Excluding surgeries, the episode list includes hospitalization for myocardial infarction, congestive heart failure (CHF), urinary tract infections, exacerbation of chronic obstructive pulmonary disease (CODP), GI hemorrhage, ischemic stroke, and pneumonia. Only are a few episodes are relevant to wound care or hyperbaric patients. These include: cellulitis (“all”), cellulitis in diabetics, cellulitis in non-diabetic patients with a wound, cellulitis in obese non-diabetic patients without a wound, and cellulitis “in all other patients” (sic). I think what we take away from this is that CMS worries a lot about hospitalization for cellulitis and if there was ONE THING we could do to help ourselves, it would be to help any patient we are seeing avoid hospitalization for cellulitis. I will keep that in mind the next time I am waffling about putting a patient on antibiotics since, as far as CMS is concerned, if they are hospitalized for cellulitis, it’s on me.

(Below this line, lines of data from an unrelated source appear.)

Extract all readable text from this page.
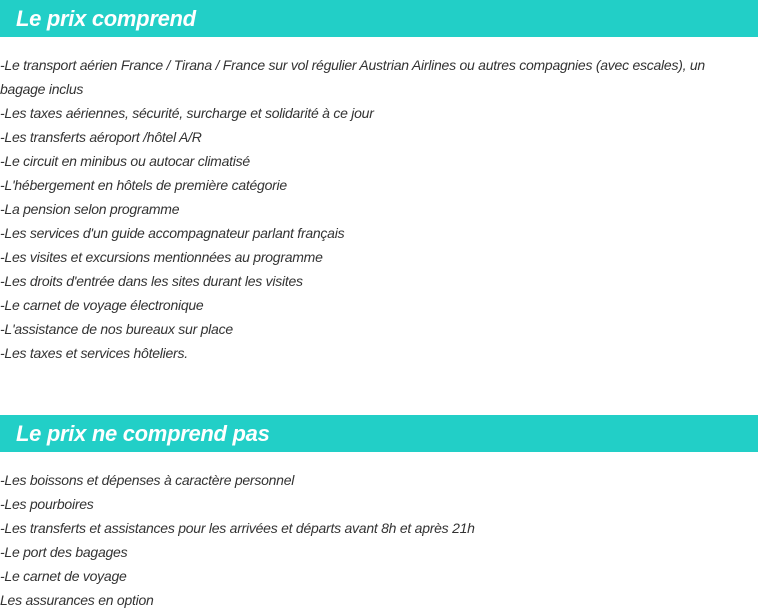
Le prix comprend
-Le transport aérien France / Tirana / France sur vol régulier Austrian Airlines ou autres compagnies (avec escales), un bagage inclus
-Les taxes aériennes, sécurité, surcharge et solidarité à ce jour
-Les transferts aéroport /hôtel A/R
-Le circuit en minibus ou autocar climatisé
-L'hébergement en hôtels de première catégorie
-La pension selon programme
-Les services d'un guide accompagnateur parlant français
-Les visites et excursions mentionnées au programme
-Les droits d'entrée dans les sites durant les visites
-Le carnet de voyage électronique
-L'assistance de nos bureaux sur place
-Les taxes et services hôteliers.
Le prix ne comprend pas
-Les boissons et dépenses à caractère personnel
-Les pourboires
-Les transferts et assistances pour les arrivées et départs avant 8h et après 21h
-Le port des bagages
-Le carnet de voyage
Les assurances en option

CMS then determines the total cost of care during an episode and compares it to  the predicted cost of the episode based on aggregate data. This is part of the process of creating the “value based” payment modifier. Costs are also adjusted for patient level of illness using the Hierarchical Classification Coding (HCC) score about which I have blogged about extensively.

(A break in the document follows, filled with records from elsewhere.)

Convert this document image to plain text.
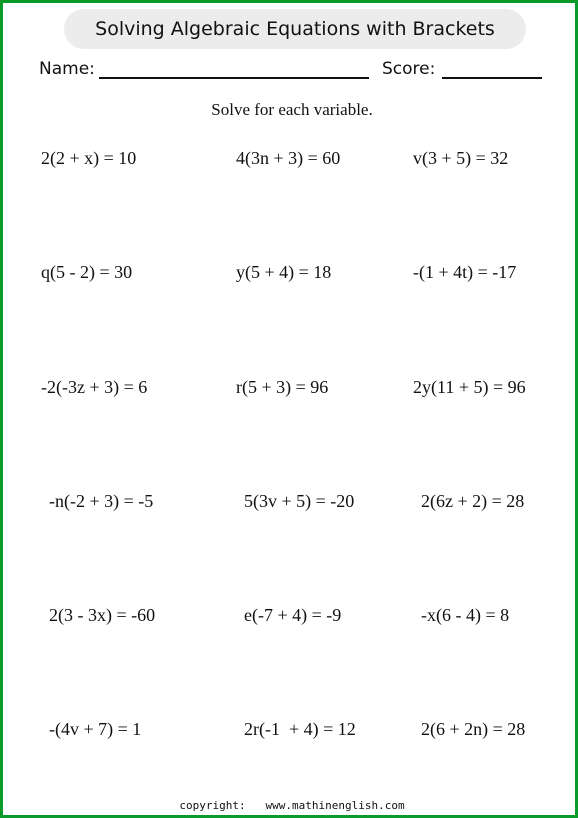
Solving Algebraic Equations with Brackets
Name:	Score:
Solve for each variable.
2(2 + x) = 10	4(3n + 3) = 60	v(3 + 5) = 32
q(5 - 2) = 30	y(5 + 4) = 18	-(1 + 4t) = -17
-2(-3z + 3) = 6	r(5 + 3) = 96	2y(11 + 5) = 96
-n(-2 + 3) = -5	5(3v + 5) = -20	2(6z + 2) = 28
2(3 - 3x) = -60	e(-7 + 4) = -9	-x(6 - 4) = 8
-(4v + 7) = 1	2r(-1  + 4) = 12	2(6 + 2n) = 28
copyright:   www.mathinenglish.com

Which Practitioner is Responsible for the Costs?

With all the practitioners involved in the patient’s care during an episode, how does CMS decide who is responsible for the cost of the episode? For Acute Condition episodes, the “most responsible” clinician is the one who billed at least 30% of the inpatient Evaluation and Management (E&M) visits during the trigger event. For Procedural episodes, the “responsible clinician” is the clinician whose Tax Identification Number (TIN) is listed on the claim as having performed the specified operation.
For patients receiving HBOT who are subsequently hospitalized for any reason, the responsible clinician is the practitioner who provided the plurality of visits over the episode. Wound and hyperbaric medicine physicians often see complex patients weekly or even daily. Because of the frequency of a patient’s outpatient visits to the wound or hyperbaric medicine physician, those doctors are being held responsible for the costs associated with the patient’s hospitalization. In other words, if you are treating a diabetic patient who has a heart attack, you are responsible for the costs associated with treating the heart attack.
Key Point: The entire cost of an episode of care is attributed to the doctor who saw the patient most frequently, that is nearly ALWAYS the wound care and hyperbaric medicine practitioner. (It is possible that the new “patient relationship” codes will help with this but it’s not clear how they will be used.)